SELECT /*+ FORCE_INDEX('TBL2_idx1') */ T1.V1, T2.V1 FROM TBL1 T1, TBL2 T2 WHERE T1.V1 = T2.V1 AND T1.V2 > ? AND T2.V2 > ?;

Hints errors

The optimizer tries to apply every hint and its parameters, if possible. But it skips the hint or hint parameter if:

The hint is not supported.
Required hint parameters are not passed.
The hint parameters have been passed, but the hint does not support any parameter.
The hint parameter is incorrect or refers to a nonexistent object, such as a nonexistent index or table.
The current hints or current parameters are incompatible with the previous ones, such as forcing the use and disabling of the same index.

If a FORCE_INDEX hint references an index that does not exist, the following error will be thrown:

Hints mentioned indexes "IDX_NOT_FOUND1", "IDX_NOT_FOUND2" were not found.

Supported hints

FORCE_INDEX / NO_INDEX

Forces or disables index scan.

Parameters:

Empty. To force an index scan for every underlying table. Optimizer will choose any available index. Or to disable all indexes.
Single index name to use or skip exactly this index.
Several index names. They can relate to different tables. The optimizer will choose indexes for scanning or skip them all.

Examples:

SELECT /*+ FORCE_INDEX */ T1.* FROM TBL1 T1 WHERE T1.V1 = T2.V1 AND T1.V2 > ?;

SELECT /*+ FORCE_INDEX(TBL1_IDX2, TBL2_IDX1) */ T1.V1, T2.V1 FROM TBL1 T1, TBL2 T2 WHERE T1.V1 = T2.V1 AND T1.V2 > ? AND T2.V2 > ?;

SELECT /*+ NO_INDEX */ T1.* FROM TBL1 T1 WHERE T1.V1 = T2.V1 AND T1.V2 > ?;

SELECT /*+ NO_INDEX(TBL1_IDX2, TBL2_IDX1) */ T1.V1, T2.V1 FROM TBL1 T1, TBL2 T2 WHERE T1.V1 = T2.V1 AND T1.V2 > ? AND T2.V2 > ?;

Using EXPLAIN Statement

EXPLAIN PLAN FOR Statement

GridGain supports the EXPLAIN PLAN FOR statement that can be used to read the execution plan of a query.

Use this command to analyse your queries for possible optimization, for example:

EXPLAIN PLAN FOR SELECT name FROM Person WHERE age = 26;

Here is how the results of the explanation may look like:

╔═══════════════════════════════╗
║ PLAN                          ║
╠═══════════════════════════════╣
║ Exchange                      ║
║     distribution: single      ║
║     est. row count: 333000    ║
║   TableScan                   ║
║       table: [PUBLIC, PERSON] ║
║       filters: =(AGE, 26)     ║
║       fields: [$f0]           ║
║       projects: [NAME]        ║
║       est. row count: 333000  ║
╚═══════════════════════════════╝

EXPLAIN MAPPING FOR Statement

GridGain supports the EXPLAIN MAPPING FOR statement that can be used to track how the query is split and what nodes the subqueries are executed on.

Use this command if you need an insight into how the query is broken down and executed across multiple nodes in the distributed cluster.
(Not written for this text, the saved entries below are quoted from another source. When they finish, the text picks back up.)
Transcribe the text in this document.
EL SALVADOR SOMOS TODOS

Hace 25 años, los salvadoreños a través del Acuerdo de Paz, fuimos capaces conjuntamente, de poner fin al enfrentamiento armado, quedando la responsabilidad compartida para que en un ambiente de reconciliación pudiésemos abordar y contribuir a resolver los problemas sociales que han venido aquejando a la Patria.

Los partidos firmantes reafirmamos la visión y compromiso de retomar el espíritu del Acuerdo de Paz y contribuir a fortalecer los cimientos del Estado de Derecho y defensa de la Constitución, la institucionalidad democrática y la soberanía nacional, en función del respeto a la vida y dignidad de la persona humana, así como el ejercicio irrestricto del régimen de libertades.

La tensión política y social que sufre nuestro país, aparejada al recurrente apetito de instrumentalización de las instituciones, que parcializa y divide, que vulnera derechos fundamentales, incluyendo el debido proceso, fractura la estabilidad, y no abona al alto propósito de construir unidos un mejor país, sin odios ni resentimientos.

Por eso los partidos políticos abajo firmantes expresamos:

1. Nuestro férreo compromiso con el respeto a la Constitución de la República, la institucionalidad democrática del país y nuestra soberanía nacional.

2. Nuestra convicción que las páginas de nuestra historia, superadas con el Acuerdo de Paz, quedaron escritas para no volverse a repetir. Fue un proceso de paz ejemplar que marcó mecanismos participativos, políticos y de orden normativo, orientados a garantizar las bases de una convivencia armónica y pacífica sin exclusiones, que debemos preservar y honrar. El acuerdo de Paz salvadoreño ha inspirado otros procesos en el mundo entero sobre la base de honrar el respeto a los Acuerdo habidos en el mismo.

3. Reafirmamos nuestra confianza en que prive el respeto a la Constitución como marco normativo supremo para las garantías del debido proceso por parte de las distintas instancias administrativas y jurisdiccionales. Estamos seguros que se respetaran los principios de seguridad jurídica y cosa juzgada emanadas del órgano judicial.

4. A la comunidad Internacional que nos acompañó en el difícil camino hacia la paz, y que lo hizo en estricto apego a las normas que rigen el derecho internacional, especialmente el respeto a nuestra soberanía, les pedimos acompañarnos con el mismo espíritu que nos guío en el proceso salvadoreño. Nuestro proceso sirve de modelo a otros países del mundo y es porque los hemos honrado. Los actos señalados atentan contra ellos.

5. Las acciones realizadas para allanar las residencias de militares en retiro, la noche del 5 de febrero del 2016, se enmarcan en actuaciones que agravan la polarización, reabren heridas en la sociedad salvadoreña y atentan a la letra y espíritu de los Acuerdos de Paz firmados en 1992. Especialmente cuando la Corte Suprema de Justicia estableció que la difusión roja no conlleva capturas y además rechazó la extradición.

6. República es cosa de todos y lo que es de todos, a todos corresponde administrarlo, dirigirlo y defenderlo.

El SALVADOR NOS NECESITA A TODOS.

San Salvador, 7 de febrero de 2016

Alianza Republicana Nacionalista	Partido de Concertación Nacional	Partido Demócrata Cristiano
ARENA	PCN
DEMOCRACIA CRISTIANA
EXPLAIN MAPPING FOR SELECT name FROM Person WHERE age = 26;

Here is how the results of the query may look like:

╔═══════════════════════════════════════════════════════════════════════════════════════════════════════════════════════════════════════════════════════════════════════════════════════════════════╗
║ PLAN                                                                                                                                                                                              ║
╠═══════════════════════════════════════════════════════════════════════════════════════════════════════════════════════════════════════════════════════════════════════════════════════════════════╣
║ Fragment#0 root                                                                                                                                                                                   ║
║   executionNodes: [defaultNode]                                                                                                                                                                   ║
║   remoteFragments: [1]                                                                                                                                                                            ║
║   exchangeSourceNodes: {1=[defaultNode]}                                                                                                                                                          ║
║   tree:                                                                                                                                                                                           ║
║     Receiver(sourceFragment=1, exchange=1, distribution=single)                                                                                                                                   ║
║                                                                                                                                                                                                   ║
║ Fragment#1                                                                                                                                                                                        ║
║   targetNodes: [defaultNode]                                                                                                                                                                      ║
║   executionNodes: [defaultNode]                                                                                                                                                                   ║
║   tables: [PERSON]                                                                                                                                                                                ║
║   partitions: {defaultNode=[0:12, 1:12, 2:12, 3:12, 4:12, 5:12, 6:12, 7:12, 8:12, 9:12, 10:12, 11:12, 12:12, 13:12, 14:12, 15:12, 16:12, 17:12, 18:12, 19:12, 20:12, 21:12, 22:12, 23:12, 24:12]} ║
║   tree:                                                                                                                                                                                           ║
║     Sender(targetFragment=0, exchange=1, distribution=single)                                                                                                                                     ║
║       TableScan(name=PUBLIC.PERSON, source=2, partitions=25, distribution=random)                                                                                                                 ║
╚═══════════════════════════════════════════════════════════════════════════════════════════════════════════════════════════════════════════════════════════════════════════════════════════════════╝

Query Batching

GridGain handles batched requests faster than individual requests, so we recommend using multi-statement execution when possible.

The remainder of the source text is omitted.